Summary: Almost 10 years after the historic Pigford settlement, the largest civil rights settlement in U.S. history, more than 70,000 black farmers from across the country who had sought to participate in that settlement were excluded because their requests were filed after the deadline. By 2008, Congress had addressed the issue by appropriating limited funds ($100 million) to pay the claims of eligible farmers.

The firm’s role: Crowell & Moring represented the farmers as they advanced claims within the structural and fiscal limitations imposed by Congress. Shortly after the 2008 legislation, 23 complaints had been filed on behalf of approximately 40,000 plaintiffs. Knowing the clients would not benefit from individual adjudications of their claims in court, the firm negotiated a class settlement with the USDA and advocated for additional funding from Congress.

Resolution: The class was certified and the settlement approved, and Congress appropriated an additional $1.25 billion in funding. As a result, approximately 18,000 black farmers received a check in remedy for the discrimination they suffered.

Providing relief for tourists suffering unequal treatment (2011)

Summary: Dating back to the 1980s, Memorial Day Weekend became known as “Black Bike Week” (BBW) in Myrtle Beach, S.C. as the number of African-American bikers and tourists steadily increased. In response to this, an area resort began implementing discriminatory practices and policies at its property during BBW, which were not applied in the preceding week, known as “Harley Week,” when predominately white tourists visited.

The firm’s role: In 2008, Crowell & Moring filed a class action lawsuit on behalf of African-American hotel guests that had to abide by discriminatory regulations, rates, and rules during BBW at the Myrtle Beach resort.

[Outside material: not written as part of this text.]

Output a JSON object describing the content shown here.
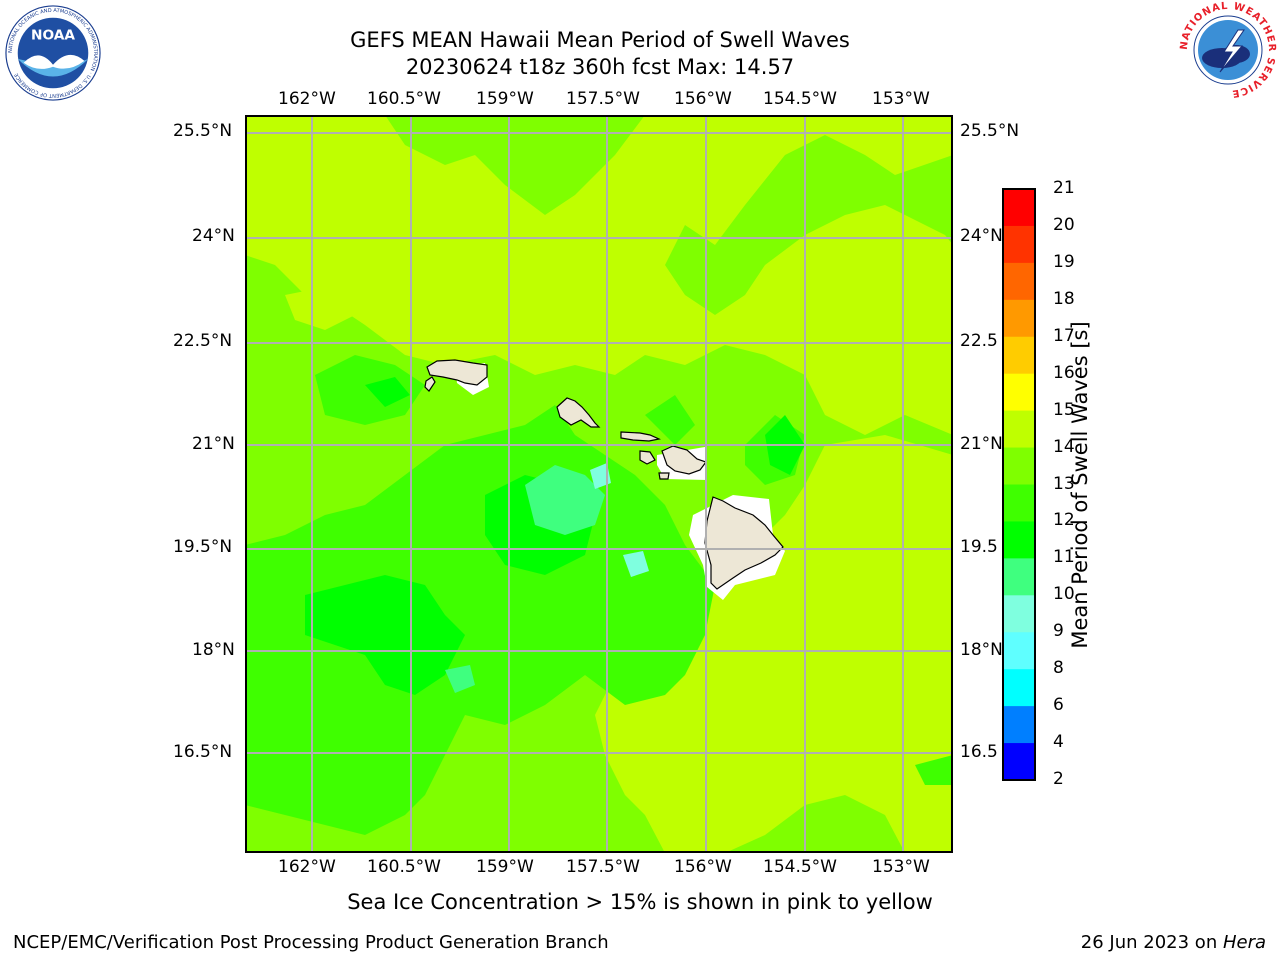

Resolution: The parties finalized a settlement agreement in 2011 that provided injunctive relief and monetary payment to the victims of discrimination.

Securing fair housing for Latino mobile home park tenants (2016)

Summary: Latino residents of a mobile home park in Richmond, Va., faced a barrage of harassing and discriminatory conduct from the park manager, who subjected them to ethnic slurs, threats to “call Immigration,” arbitrary enforcement of park rules against Latino tenants but not white tenants, and destruction of personal property. 

The firm’s role: Crowell & Moring, in partnership with the Legal Aid Justice Center, filed suit in the Eastern District of Virginia against the park owners on behalf of several of their tenants. The suit alleged that the owners violated the federal Fair Housing Act and several Virginia tenant protection statutes, and that these violations created a culture of fear at the mobile home park.

Resolution: After a hard-fought all-day mediation, the park owners agreed to terminate the park manager, hire a new manager who spoke Spanish, offer year-long leases to all tenants, revise certain park rules and regulations, and pay five Latino families a confidential monetary award.